今年元日、珠洲町などをマグニチュード七・六の大地震が襲った。その震源は、電力会社が珠洲原発を建てようとした場所のほぼ真下だった。海岸線は最大四メートル隆起し、沿岸には津波が押し寄せた。能登半島にある道路はすべて寸断され、建物は大半が壊滅的な被害を受けた。「もし珠洲原発が稼働していたら」。そんな声とともに今、あらためて珠洲原発が幻に終わった経緯と建設を阻止した住民の行動が注目を集めている。
四九年前の一九七五年、関西、中部、北陸の電力三社は協同で珠洲市の高屋地区と寺家地区の二カ所に原発を建設する計画を発表した。政府も後押しした。高屋地区の住民は当初、大半が反対派だったが、電力会社側は当然、懐柔に動いた。説明会での飲食接待や原発視察名目の接待旅行、芸能人を呼んだ住民向けのコンサートの開催。地域の祭りで使う奉灯の収納庫や農作物の保冷庫などを建てるための多額の寄付もあった。原発予定地の土地を関電に貸し、億単位の賃貸料を得た住民もいたという。「カネ」の力の前に、一人また一人と賛成に回り、地域は分断されていった。毎年秋の住民運動会は中止され、原発に反対する商店では賛成派による不買運動も起きた。

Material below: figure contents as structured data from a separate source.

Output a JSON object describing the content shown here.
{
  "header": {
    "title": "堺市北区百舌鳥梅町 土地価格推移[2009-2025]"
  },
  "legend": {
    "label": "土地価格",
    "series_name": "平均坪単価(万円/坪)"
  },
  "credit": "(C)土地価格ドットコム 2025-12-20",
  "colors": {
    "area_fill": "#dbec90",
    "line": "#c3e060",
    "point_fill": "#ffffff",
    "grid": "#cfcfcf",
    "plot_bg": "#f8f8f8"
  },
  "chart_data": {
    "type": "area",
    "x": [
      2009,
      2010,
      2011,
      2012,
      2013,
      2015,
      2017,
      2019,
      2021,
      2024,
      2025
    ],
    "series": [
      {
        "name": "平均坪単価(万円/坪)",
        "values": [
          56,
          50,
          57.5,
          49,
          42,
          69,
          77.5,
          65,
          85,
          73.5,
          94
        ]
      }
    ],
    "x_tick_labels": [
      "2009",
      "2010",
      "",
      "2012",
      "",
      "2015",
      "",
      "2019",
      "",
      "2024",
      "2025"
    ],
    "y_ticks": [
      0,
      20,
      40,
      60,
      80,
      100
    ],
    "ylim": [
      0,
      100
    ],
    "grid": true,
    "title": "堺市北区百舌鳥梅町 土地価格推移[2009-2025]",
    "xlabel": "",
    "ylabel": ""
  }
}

地域を二分する対立が決定的となったのは一九八九年、高屋地区の建設予定地で始まった電力会社の現地調査だった。反対派の住民たちは調査に入ろうとした関電の車列を阻止し、市役所で約四〇日間にわたって抗議の座り込みを行った。その中心にいたのが、高屋地区にある浄土真宗大谷派の寺院、円龍寺の第二〇代住職、塚本真如さん(七八)だった。
今回の地震で円龍寺も壊滅的な被害を受け、塚本さんは二次避難先である加賀市のホテルで避難生活を送っている。西日本新聞の友好紙である中日新聞の取材に応じた塚本さんによると、計画が持ち上がった当初は賛成派でも反対派でもなかったという。むしろ賛成、反対で対立を強める門徒の住民を諭す、いわば仲介役を担った。
「現地調査までは表に出ないようにしていたが、このときは大声を上げた。行動しないと何もならんと。知らん間にリーダー的な存在に祭り上げられていた」と塚本さん。円龍寺は闘争の拠点となり、住民らはお念仏を唱えて道路に座り込んだ。
反対派で建設予定地の土地を共有化したり、関電株を買って計画撤回の株主提案をしたり。塚本さんらの反対運動が実り、電力三社が計画凍結を発表したのは二〇〇三年一二月。計画が持ち上がってから二八年が経過していた。
中日新聞のインタビューで最も興味深いのは、当初中立の立場だった塚本さんがなぜ反対派に転じたのかという点だ。「強い者の味方をしたら坊主じゃない」。先代の住職である亡き父の教えが原点だったという。